Kochani, proszę podzielcie się doświadczeniami, jeśli macie dzieci w szkole muzycznej. Plusy i minusy, bo musimy podjąć decyzję czy zapisać córkę czy nie. Magda ma 8 lat, uczy się grać na pianinie i jej nauczycielka sugeruje że warto próbować zdawać do szk muz. Instrument mamy, szkoła jest dwie ulice dalej więc sobie myślę może spróbować? Z drugiej strony słyszałam,że to reżim, dużo nauki, sama nie wiem. :confused:
ps czytam Was namiętnie, kilka razy wpisywałam ale zawsze mi "zjada", może teraz się uda:bigsmile:
Komentarz
O jak bardzo chciałabym mieć muzyczną dwie ulice a nie trzy dzielnice dalej... W naszej sytuacji to również szkoła organizacji czasu dla rodziców... Ale i tak warto. Będziemy zapisywać trzecie dziecko.
Ważne jest tylko by od początku dużo dziecko chwalić (szkoła nie zawsze jest w tym dobra...) i motywować, by się nie zniechęciło- potem strasznie trudno straty odrobić, nawet przy świetnych wynikach.
dużo nauki
zorganizowane zajęcia popołudniowe
zorganizowana nauka gry na instrumencie i teorii
zwykle dobre środowisko (dzieci i rodziców, którym zależy)
dodatkowe zajęcia ogólnorozwojowe (taniec, chór ittp.)
dużo nauki,
uczenie systemowe, szkolne, czasem nie uwzględnia upodobań dziecka, to może zniechęcać.
Zrezygnować zawsze można, to nie kolonia karna.
W chwilach załamania Wojtek chodzi do szkoły tylko dla tego nauczyciela.
-ogólny rozwój muzyczny
-jeśli dziecko ma zdolności w tym kierunku to powinno je rozwijać - to obowiązek rodziców nie podlegający dyskusji (jeśli jest tylko taka możliwość)

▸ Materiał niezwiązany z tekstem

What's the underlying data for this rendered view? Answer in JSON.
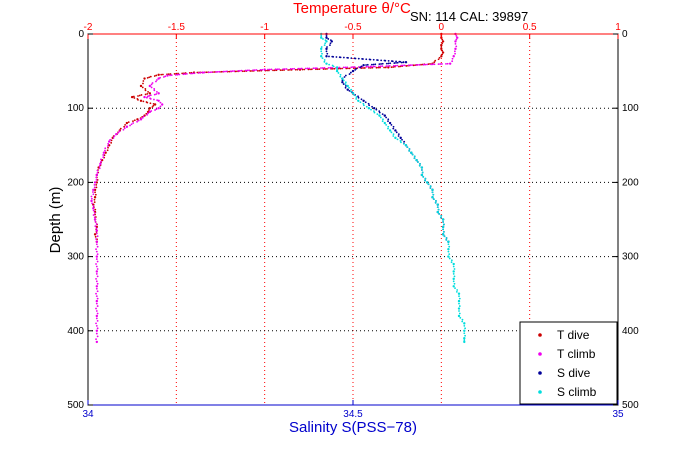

-kontakt z innym środowiskiem niż w szkole
-prawie za darmo w odróżnieniu od płatnych zajęć dodatkowych
Minusy:
- póki co brak czasu na inne zajęcia np.ruchowo-sportowe, itd. my musieliśmy zrezygnować z szachów ale myślę że jest to do przeskoczenia
Ważna rzecz aby szkoła była blisko aby dziecko mogło chodzić samo.
Jazda przez pół miasta to już wyzwanie - nie podjęlibyśmy się, ale wybieraliśmy mieszkanie celowo blisko szkoły wiedząc o zdolnoiściach dziecka.
Aha - czym innym zainteresowania czym innym zdolności.
Syn ma zdolności muzyczne ale zainteresowania inne.
Tradycje plastyczne często są w parze z muzycznymi.
Chodziłem do szkoły muzycznej, potem do liceum plastycznego, potem na ASP.
Nie żałuję czasu w szkole muzycznej. Nie mam poczucia straconego dzieciństwa.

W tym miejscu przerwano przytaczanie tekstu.